Именно так он и поступит. Уведёт Вию от их семейных разборок, а сам проведёт время в компании язвительного беса.
Сыграть на алчности беса не составляет особого труда. Услышав про деньги, тот соглашается сразу. И разбивает телефон, не дослушав условий. Всё-таки Столас весьма предусмотрительно отправил ему их с запасом.
Поначалу всё идёт неплохо. Блиц даже отпускает своих помощников, оставаясь наедине со Столасом. Наблюдать за тем, как он ответственно подходит к своей работе так волнительно.
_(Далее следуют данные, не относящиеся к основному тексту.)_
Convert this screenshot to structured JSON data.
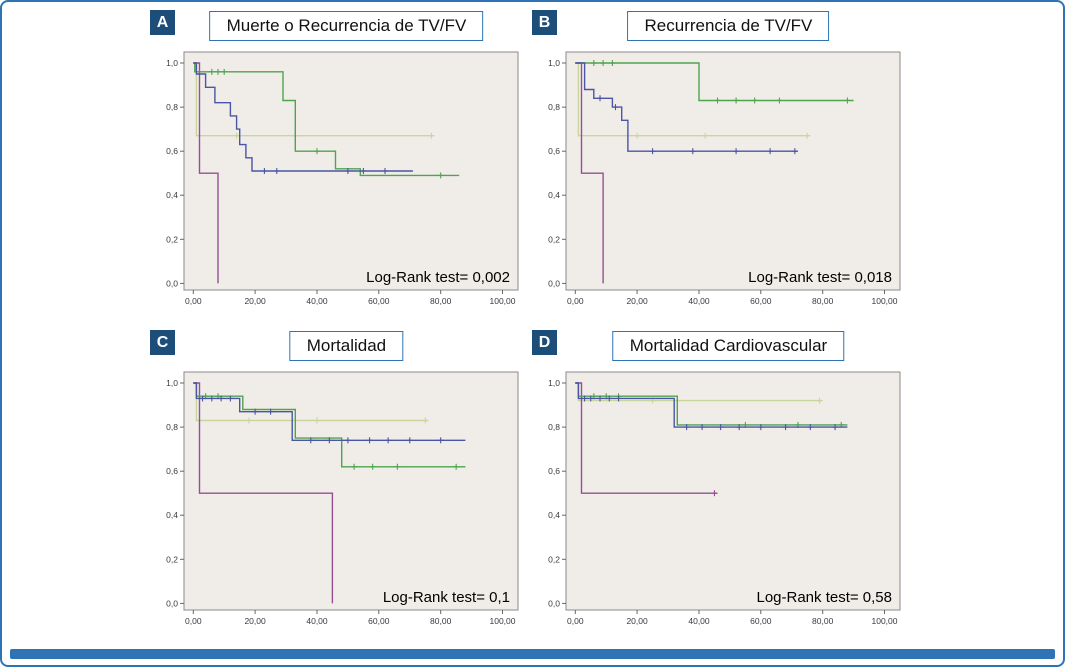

Пожалуй, вполне стоило разнообразить их игру подставными похитителями.
Но прямо во время выступления Робо Физза Октавия сбегает в слезах.
– Ты всё испортил, – всхлипывает она, прижимая колени к груди. Механизм карусели скрипит и стонет, отражая внутреннее состояние Столаса. Обивка сидений жёсткая и местами потрескавшаяся – Маммон экономит на чём только возможно.
– Мы с твоей мамой… – пытается объяснить он и сбивается. – Я никогда не чувствовал… – пробует он по-другому.
Бесполезно. Как объяснить дочери то, что он и сам не до конца понимает?
Он будто состоял из целого куска льда, и лишь жёлтые глаза сумели вернуть его к жизни. Нечто похожее он чувствовал, когда впервые прижал к груди Вию – маленький взъерошенный комочек с большими рубиновыми глазами.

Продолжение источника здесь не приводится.